Dysembryoplastic neuroepithelial tumors and gangliogliomas: clinical results of 52 patients

Dysembryoplastic neuroepithelial tumors (DNET) and gangliogliomas (GG) are generally associated with epilepsy in young patients. Presurgical work-up and postsurgical results vary from center to center. Seizures are commonly focal with secondary generalization, and surgical treatment is often effective. Twenty-eight patients with DNET and 24 patients with GG were eligible for this retrospective study. The authors present clinical, radiological, and pathological characteristics and seizure outcome of 52 patients histopathologically diagnosed with either a DNET or a GG. Characteristically the majority of the tumors showed hypointensity on T(1)-weighted images and increased signal intensity on both T(2)-weighted and FLAIR images. At the last follow-up (mean 54.3 months), overall favorable seizure outcome was 94.2% (n = 49). Twenty-six (92.8%) patients with DNET and 21 (87.5%) patients with GG were seizure free. Complete drug withdrawal was achieved in 26 (50%) patients. Shorter duration of epilepsy (p = 0.02), absence of status epilepticus (p = 0.01), absence of edema on MRI (p = 0.03), absence of seizure within the first month of surgery (p = 0.002), and total resection (p = 0.00001) were associated with favorable outcome with respect to seizure.
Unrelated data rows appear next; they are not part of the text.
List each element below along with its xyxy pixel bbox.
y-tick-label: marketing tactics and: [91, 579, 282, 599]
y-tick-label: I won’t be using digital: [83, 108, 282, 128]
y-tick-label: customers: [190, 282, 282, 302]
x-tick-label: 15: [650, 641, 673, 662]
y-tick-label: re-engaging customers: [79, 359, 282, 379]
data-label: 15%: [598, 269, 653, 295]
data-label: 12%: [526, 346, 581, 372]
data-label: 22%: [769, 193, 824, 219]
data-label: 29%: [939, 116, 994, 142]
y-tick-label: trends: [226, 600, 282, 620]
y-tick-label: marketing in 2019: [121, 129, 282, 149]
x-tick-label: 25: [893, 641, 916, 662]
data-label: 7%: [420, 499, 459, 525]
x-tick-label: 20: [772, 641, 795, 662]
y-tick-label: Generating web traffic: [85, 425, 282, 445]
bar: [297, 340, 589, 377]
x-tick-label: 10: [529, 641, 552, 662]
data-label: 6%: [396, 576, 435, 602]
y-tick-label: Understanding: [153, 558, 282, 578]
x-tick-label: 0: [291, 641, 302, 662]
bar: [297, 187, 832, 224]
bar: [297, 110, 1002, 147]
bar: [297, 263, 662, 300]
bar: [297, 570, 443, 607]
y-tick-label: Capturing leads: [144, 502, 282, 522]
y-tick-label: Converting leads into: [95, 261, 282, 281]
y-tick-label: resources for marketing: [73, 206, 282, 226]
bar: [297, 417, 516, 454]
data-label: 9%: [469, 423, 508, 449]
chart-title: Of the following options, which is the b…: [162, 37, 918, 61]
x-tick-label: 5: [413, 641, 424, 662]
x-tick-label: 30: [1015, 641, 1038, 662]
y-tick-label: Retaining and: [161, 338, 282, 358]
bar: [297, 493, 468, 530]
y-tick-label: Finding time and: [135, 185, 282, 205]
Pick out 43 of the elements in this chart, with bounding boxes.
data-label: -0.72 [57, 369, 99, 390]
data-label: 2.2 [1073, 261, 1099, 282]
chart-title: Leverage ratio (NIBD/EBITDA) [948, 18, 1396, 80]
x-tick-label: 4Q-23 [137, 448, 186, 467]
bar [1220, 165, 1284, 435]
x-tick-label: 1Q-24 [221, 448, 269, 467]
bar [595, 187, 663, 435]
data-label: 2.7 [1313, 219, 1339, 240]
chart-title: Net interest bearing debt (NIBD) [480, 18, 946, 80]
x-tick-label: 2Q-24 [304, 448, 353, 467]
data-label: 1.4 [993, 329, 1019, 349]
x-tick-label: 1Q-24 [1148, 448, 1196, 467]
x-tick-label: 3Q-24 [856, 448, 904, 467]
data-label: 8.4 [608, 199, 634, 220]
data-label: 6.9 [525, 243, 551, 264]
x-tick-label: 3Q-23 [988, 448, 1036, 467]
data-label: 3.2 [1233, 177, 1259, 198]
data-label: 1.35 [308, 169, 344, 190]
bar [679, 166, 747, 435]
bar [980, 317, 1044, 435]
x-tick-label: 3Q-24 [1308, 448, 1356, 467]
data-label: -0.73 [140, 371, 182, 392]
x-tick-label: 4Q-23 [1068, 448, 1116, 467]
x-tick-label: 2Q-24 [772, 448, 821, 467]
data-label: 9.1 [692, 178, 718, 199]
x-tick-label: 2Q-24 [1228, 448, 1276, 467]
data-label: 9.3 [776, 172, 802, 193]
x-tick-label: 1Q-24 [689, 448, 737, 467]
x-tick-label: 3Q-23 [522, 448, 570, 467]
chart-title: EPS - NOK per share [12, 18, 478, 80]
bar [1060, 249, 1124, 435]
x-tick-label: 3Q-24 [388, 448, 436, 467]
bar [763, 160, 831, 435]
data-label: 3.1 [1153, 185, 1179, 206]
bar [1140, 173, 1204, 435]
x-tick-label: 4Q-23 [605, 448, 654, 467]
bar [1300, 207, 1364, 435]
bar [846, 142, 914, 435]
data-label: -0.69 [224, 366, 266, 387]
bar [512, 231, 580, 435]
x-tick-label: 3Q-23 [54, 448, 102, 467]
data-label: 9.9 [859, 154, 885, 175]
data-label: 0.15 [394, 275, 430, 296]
Our results indicate that a prompt diagnosis and total resection with additional adjacent structures or cortices when feasible are associated with a high epilepsy cure rate. Not only children but also adults benefit from surgical treatment. Although radiological features of DNETs or GGs are helpful, no definitive differences were found between the two types of tumors. Thus, clinical, radiological, and histopathological findings have to be considered together.